Attempt to have no contact for a month or more.

Why "friendship" doesn’t work well

When you’re near a recent ex, studies have shown that your body reacts. It treats the situation the same way it would treat a battle!

Your heart instantly beats faster as you prepare for a fight. In the early days of a break up, even the mention of their name can do this.

Cutting off contact as much as possible has scientifically-proven benefits.

“Through putting people who’ve been rejected or dumped into the fMRI, we’ve discovered something promising, which is that the attachment eventually reduces. Time does heal the brain.” — Helen Fisher

Without contact you get a chance to heal, but time alone isn’t enough. You need to work at it.

Break ups with kids involved

If you have kids with your ex you’ll probably still have to communicate. At the start, at least, aim for minimal contact.

  • Limit phone calls. Short texts are better.
  • Keep your talk child-related only. (Create strong boundaries around this for yourself and your ex if needed.)
  • If you find yourself writing a long, angry or emotional text — stop! Delete it and step away from your phone.

Is your ex trying to start a fight or be negative?

  • Answer questions as briefly and unemotionally as possible.
  • Be boring. Be a broken record, “Let’s keep texts about the kids.”
  • Don’t talk about your personal life or enter into details of past events.
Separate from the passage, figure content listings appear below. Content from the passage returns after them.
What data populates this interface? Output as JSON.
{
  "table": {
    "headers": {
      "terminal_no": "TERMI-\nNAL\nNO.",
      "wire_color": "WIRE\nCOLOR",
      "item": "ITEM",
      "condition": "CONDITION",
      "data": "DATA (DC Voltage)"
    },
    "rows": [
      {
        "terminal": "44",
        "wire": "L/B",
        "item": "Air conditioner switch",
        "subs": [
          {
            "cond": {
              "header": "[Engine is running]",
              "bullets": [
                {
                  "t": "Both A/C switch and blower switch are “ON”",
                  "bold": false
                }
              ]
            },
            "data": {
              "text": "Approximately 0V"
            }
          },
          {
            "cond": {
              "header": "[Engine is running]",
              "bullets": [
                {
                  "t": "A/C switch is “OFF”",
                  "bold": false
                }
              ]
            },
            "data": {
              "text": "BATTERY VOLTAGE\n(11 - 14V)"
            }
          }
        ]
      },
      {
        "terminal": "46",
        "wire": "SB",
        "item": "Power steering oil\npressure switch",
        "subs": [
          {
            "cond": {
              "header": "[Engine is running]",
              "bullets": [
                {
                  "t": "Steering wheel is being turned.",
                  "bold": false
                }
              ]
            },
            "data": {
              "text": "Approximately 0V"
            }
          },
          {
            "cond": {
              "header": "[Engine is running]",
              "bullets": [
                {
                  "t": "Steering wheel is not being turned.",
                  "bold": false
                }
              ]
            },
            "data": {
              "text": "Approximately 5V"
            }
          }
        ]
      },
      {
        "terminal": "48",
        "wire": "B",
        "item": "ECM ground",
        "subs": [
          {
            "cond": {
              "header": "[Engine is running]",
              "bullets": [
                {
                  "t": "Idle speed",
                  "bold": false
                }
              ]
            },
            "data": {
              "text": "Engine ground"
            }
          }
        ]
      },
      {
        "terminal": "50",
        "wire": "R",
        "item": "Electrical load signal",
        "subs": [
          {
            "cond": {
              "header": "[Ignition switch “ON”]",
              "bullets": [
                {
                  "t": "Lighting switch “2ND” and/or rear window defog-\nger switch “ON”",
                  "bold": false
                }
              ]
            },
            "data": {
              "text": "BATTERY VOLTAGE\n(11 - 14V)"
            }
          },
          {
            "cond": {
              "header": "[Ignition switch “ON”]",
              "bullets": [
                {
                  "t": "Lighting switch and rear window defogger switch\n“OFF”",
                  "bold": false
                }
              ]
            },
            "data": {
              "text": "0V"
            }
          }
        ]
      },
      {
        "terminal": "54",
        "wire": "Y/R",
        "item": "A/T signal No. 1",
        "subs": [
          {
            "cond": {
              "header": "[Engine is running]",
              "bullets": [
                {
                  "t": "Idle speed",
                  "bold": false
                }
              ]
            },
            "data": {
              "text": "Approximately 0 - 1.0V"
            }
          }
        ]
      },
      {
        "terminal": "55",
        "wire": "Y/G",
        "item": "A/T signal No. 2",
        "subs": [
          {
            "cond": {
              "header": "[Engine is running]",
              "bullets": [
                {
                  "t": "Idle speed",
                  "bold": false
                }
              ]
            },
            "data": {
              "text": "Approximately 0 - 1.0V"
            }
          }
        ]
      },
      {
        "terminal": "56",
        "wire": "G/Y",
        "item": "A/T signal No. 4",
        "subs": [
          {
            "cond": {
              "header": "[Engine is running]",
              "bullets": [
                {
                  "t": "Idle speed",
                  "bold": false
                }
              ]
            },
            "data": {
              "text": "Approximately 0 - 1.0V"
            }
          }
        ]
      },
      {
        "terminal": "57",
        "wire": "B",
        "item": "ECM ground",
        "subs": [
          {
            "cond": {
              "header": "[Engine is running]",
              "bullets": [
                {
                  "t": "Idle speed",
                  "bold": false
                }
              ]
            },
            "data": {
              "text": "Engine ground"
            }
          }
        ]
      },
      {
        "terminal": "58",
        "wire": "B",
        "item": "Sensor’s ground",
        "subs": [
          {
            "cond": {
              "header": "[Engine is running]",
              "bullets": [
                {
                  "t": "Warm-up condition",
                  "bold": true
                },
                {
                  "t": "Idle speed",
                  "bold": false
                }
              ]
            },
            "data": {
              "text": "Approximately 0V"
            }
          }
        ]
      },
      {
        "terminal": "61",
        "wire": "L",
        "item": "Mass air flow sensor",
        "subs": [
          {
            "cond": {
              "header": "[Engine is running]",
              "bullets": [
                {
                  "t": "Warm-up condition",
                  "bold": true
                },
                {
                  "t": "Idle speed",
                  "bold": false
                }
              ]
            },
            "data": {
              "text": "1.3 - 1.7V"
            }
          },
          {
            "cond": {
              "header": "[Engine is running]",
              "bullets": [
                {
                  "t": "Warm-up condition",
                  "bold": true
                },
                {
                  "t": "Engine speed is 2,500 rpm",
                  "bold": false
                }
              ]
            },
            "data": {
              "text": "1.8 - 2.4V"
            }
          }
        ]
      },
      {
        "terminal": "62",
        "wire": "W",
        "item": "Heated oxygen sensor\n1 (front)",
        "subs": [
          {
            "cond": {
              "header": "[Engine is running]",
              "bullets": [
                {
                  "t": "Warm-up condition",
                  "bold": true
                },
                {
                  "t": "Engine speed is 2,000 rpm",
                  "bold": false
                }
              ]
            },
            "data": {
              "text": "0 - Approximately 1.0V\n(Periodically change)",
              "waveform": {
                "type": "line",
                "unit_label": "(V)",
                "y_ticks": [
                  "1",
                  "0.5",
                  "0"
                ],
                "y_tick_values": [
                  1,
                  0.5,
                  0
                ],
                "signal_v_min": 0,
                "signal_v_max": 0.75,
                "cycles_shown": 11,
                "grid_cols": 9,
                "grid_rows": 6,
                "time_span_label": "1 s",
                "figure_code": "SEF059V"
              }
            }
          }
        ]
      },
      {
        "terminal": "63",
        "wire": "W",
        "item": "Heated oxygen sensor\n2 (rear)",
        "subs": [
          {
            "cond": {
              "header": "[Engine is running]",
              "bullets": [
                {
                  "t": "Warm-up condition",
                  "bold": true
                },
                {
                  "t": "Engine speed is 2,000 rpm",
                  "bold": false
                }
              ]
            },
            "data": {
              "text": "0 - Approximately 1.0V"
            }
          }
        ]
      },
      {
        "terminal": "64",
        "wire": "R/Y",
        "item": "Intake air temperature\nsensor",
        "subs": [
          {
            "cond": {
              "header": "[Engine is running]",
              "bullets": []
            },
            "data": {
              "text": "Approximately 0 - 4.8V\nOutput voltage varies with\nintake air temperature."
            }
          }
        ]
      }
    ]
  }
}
Stick to the basics.
  • If a text doesn’t need a reply, don’t reply.

8. Distract your brain

It’s not uncommon for people to still be heartbroken a year after a break up (or more). Time does heal, but we need to do our bit too. We need tools to move on:

Redirection is one tool that Winch recommends. It’s the key to controlling obsessive thoughts or flashbacks.

If you can’t stop thinking about your ex, shift your focus to another activity that engages your brain:

  • Ring a friend who knows what your going through.
  • Go for a run or to the gym.
  • Read a book or watch a movie.
  • Write your ex a letter and then throw it out.
  • Go out with your friends.
  • Do math equations your head.
  • Play a challenging word game.
  • Make a list or plan a project.
  • Write.

Doing something that fully engages you and gets you in that “flow” state is the best way to stop obsessive thoughts. If you keep letting your mind wander to your ex, you’ll stay heartbroken for longer.

Some endings need to happen. Some love-matches are not healthy or workable. Relationships break because they were broken.

In Summary:

  • Allow your brain time to heal.
  • Stop liking their Instagram photos.
  • Clean up your space so that it’s yours again with no reminders.
  • Make that list of their faults!
  • Give yourself closure, don’t expect them to.
  • Go out and have fun.
  • You can be friends later if you want — but give yourself time first.
  • Time heals part of the problem but distraction is even better.

If you know someone who is going through a break up and might find this helpful feel free to share it. Show them some kindness too — heartbreak is tough.